Woolies

Recently I was in New York to hear the St. Olaf Choir sing, transcendently, at Carnegie Hall. I was there both as a member of the college’s board and as a devotee of a cappella music. After the concert an alumna asked whether I would join a little company, including St. Olaf president Mark Edwards and his spouse, for a private showing of “woolies” at the Seamen’s Church Institute.

Tell someone you are going to see a display of woolies and you will be greeted with questions. Woolies? The dictionary helps little. You might find, as in the Oxford English Dictionary Supplement, “winter woollies: warm underwear (not necessarily of wool).” Nothing to attract Victoria’s Secret types. A clue: the woolies on exhibit are distinctive, even in respect to their spelling. And they are made by men.
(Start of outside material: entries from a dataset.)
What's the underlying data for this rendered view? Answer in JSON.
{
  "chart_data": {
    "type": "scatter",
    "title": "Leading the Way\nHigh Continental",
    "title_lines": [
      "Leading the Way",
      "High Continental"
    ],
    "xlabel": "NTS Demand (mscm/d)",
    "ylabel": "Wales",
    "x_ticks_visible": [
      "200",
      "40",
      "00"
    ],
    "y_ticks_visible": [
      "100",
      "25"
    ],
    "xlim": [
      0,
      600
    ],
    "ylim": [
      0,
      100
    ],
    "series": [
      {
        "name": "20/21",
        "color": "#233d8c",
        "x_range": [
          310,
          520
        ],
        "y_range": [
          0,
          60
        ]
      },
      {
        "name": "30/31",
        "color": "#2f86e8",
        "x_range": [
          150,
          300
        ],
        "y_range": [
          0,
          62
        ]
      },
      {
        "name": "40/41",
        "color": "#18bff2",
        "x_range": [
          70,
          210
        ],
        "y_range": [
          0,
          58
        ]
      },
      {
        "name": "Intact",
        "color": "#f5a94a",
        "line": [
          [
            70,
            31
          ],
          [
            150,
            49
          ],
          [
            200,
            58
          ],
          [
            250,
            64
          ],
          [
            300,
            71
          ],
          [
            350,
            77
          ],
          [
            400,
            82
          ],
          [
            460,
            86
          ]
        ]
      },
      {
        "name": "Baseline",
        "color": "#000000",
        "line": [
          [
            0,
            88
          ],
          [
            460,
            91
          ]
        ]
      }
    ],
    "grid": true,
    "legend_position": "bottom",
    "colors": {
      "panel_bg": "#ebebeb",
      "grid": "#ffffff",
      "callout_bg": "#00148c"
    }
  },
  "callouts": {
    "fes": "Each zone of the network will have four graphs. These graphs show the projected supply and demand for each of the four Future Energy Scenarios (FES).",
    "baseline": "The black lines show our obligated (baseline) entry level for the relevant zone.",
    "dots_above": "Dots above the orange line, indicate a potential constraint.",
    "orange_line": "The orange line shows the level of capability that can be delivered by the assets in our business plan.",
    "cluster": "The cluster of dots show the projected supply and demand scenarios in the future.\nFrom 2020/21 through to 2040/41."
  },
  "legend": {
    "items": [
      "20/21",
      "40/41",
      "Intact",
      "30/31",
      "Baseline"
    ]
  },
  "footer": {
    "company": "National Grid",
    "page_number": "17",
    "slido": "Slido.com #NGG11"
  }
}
Even the limousine provided by our hostess had trouble finding its way to the Water Street Gallery of the Institute (241 Water Street: call 212-349-9090 for directions when your cab gets lost; and do find your way there before May 31), but the trip and visit are well worth it. You will learn about the creative role the Seamen’s Church Institute plays—today as in the past. And you will see 55 woolies from the collection of Mrs. C. R. [Grace] Allen III, our gracious hostess—woolies that usually hang in her Long Island home. From her we learned that there are complexes and networks and galleries and associations devoted to woolies.

So what are these woolies? They are “sailors’ wool embroidered portraits,” seascapes and shipscapes. They are stunningly, dazzlingly, lovingly detailed pictures. The exhibit catalog describes them as intimate, evocative mementos, votive and grateful offerings to sweethearts back home. While some seamen carved scrimshaw on whalebone, others fought off homesickness or seasickness by long-stitching or chain-stitching these embroideries onto cotton or linen fabric.

You will find that some of the sailors integrated tortoise shells, tintypes of faces, or silk into these “loving testaments [to] their pride in their vessels and their enthusiasm for seafaring,” which are “also reminders of the loneliness and danger they faced every day.” Most woolies are heirlooms in the homes of the descendants of their makers. “There have been very few public exhibitions,” and only a handful of those produced catalogs or were reviewed. So the Seamen’s Church Institute showing beckons urgently.

As always at such showings, my humanistic and theological interests took over. That is, while enjoying the artful products, I thought of their makers: storm-tossed, tempted, often abused, bitterly lonely, missing a beloved sweetheart or distant family, they were candidates for disappointment, doubt and despair. But those “in peril on the sea” often turned for solace to art, and like the St. Olaf choir, they offered signals of transcendence in a world of “restless wave” and “ocean deep.”